Australian legal services provider recieves cyberattack

An Australian supplier to the legal services industry has suffered a cybersecurity incident.

Law in order says the attack occurred over the weekend and, as a precaution, it limited access to segments of its network, which also halted much of its business operations.

The firm has brought in specialist cybersecurity investigators who are conducting a forensic investigation into the “scope and details of the incident” with a priority to revive systems safely and quickly.
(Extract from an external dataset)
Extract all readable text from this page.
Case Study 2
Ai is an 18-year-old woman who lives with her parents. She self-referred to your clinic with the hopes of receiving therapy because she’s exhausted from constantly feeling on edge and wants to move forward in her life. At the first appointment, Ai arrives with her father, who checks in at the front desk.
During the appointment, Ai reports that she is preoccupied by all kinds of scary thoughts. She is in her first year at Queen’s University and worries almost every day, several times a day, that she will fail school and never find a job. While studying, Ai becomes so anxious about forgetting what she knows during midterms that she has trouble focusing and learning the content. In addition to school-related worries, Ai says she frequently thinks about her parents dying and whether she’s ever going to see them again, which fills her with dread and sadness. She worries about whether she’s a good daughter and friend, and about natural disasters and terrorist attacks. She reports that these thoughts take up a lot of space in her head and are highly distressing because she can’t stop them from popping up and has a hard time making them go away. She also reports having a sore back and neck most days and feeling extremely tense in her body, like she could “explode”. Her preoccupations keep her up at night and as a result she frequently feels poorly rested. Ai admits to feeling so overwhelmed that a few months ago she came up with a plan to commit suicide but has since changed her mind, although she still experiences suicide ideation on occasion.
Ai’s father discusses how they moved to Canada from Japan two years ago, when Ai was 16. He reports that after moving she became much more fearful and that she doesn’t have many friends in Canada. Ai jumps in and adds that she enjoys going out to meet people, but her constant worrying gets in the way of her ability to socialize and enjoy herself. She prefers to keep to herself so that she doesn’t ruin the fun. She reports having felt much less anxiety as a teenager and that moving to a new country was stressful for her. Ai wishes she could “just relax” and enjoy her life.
Some of the Sydney-based business’s legal industry clients may are impacted by the incident.

“We’re assessing reports that a really small proportion of data on Law In Order’s servers has been exfiltrated and proactively advising customers who may be impacted,” the firm’s statement says.

Law in order says it's working with the Australian Federal Police and therefore the Australian Cyber Security Centre (ACSC) and is committed to being open and transparent with clients.

Although Law in order has not confirmed details of the security incident, an article from IT News speculates that it may have been the Netwalker ransomware, which has been around since 2019 when it had been referred to as Mailto.

Cybersecurity specialists at Mcafee noted during a blog in August 2020 that its research suggests that Netwalker “malware operators are targeting and attracting a broader range of technically advanced and enterprising criminal affiliates.”

In an interview reported by intel471.com, an alleged member of a cyber-criminal gang said that law firms were among the foremost desirable targets for attacks. He also said that victims typically pay ransoms instead of risk data being released online.

The threat to law firms globally remains elevated.

A recent article from the Law Society Gazette said that UK law firms had reported a 300% increase in phishing attacks during the primary two months of lockdown alone. Almost two and a half million pounds of funds held by firms had been stolen within the half of 2020.

This rise in cybercriminal activity has also been seen in Australia.

Last week, ACSC head Abigail Bradshaw said cybersecurity has become a much bigger concern during the pandemic with “a sharp rise in email phishing, message scams and ransomware attacks targeting COVID-19 services and stimulus and welfare programs.”

“The cyber landscape has evolved,” she said. “It has escalated and expanded quite significantly. it's indisputable that the size, frequency and class of malicious cyber activity is on the increase .”

Bradshaw said a collaborative effort was needed to guard Australian individuals and businesses against the attcks.